Well we start with the set $\mathbb{R}$ and another set with 2 elements that aren't in $\mathbb{R}$. These elements have no special role yet, but we will call them $\infty$ and $-\infty$. Now we define the set $\bar{\mathbb{R}}$ to be:
$$\bar{\mathbb{R}} = \mathbb{R}\cup \{\infty,-\infty\}$$
Now we put on this set a relation "$\leq^*$". We say that $(a,b)\in \bar{\mathbb{R}}\times \bar{\mathbb{R}}$ is in the relation "$\leq^*$" if and only if:
$$(a,b\in\mathbb{R}\text{ and } a\leq b)\text{ or } a = -\infty \text{ or } b = \infty$$
We can again verify that this makes $\bar{\mathbb{R}}$ along with the relation "$\leq^*$" a poset. (again even a toset)
The answer to the question
$\infty$ is not a real number as $\infty \notin \mathbb{R}$, but we can call it a number because it is an element of the extended real numbers $\bar{\mathbb{R}}$.
We can't say it is bigger then any real number using "$\leq$", but we can say that it is bigger than any real number using "$\leq^*$".

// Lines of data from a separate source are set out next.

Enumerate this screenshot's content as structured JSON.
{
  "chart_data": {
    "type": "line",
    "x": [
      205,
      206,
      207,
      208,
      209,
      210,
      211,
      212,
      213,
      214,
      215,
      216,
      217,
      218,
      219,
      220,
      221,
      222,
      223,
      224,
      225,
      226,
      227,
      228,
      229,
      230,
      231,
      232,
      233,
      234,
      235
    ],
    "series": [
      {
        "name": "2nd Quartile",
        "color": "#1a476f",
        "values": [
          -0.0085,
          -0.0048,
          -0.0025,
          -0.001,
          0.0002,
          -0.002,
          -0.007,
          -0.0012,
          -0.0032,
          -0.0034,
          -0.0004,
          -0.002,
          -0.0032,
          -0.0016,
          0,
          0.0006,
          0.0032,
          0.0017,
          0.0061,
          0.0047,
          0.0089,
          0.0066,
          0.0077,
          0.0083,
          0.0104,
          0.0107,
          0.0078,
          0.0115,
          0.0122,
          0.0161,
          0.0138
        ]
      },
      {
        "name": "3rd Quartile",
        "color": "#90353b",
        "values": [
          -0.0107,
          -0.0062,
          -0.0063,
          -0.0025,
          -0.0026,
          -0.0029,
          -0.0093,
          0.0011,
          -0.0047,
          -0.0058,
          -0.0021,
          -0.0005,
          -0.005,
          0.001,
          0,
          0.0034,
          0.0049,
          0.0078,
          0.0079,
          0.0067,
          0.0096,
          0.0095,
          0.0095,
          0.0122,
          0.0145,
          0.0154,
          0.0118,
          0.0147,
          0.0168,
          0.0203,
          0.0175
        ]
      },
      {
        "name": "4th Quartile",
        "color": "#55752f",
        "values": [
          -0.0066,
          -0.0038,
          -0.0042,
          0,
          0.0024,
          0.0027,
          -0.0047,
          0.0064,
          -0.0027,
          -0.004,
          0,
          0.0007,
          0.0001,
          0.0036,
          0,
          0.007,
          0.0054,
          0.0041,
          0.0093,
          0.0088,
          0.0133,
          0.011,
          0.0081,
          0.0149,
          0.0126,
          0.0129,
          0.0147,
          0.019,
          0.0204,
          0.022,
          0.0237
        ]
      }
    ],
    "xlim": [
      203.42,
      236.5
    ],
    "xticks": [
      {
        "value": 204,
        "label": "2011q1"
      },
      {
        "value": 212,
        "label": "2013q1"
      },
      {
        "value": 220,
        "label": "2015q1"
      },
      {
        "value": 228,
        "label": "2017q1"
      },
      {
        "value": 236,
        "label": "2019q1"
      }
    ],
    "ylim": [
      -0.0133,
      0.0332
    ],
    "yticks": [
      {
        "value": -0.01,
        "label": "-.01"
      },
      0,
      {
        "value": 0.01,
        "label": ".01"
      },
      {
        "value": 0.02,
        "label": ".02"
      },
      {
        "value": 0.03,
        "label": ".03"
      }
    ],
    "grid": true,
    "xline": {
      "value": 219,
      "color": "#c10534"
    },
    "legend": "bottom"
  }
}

So in the end it all boils down to definitions. You might object and say that the concept of infinity already existed before these definitions, and you are right. These definitions just form a mathematical model for it, so that we can be precise about it, so that we know we are all talking about the same thing, and so that we can answer questions about it with certainty.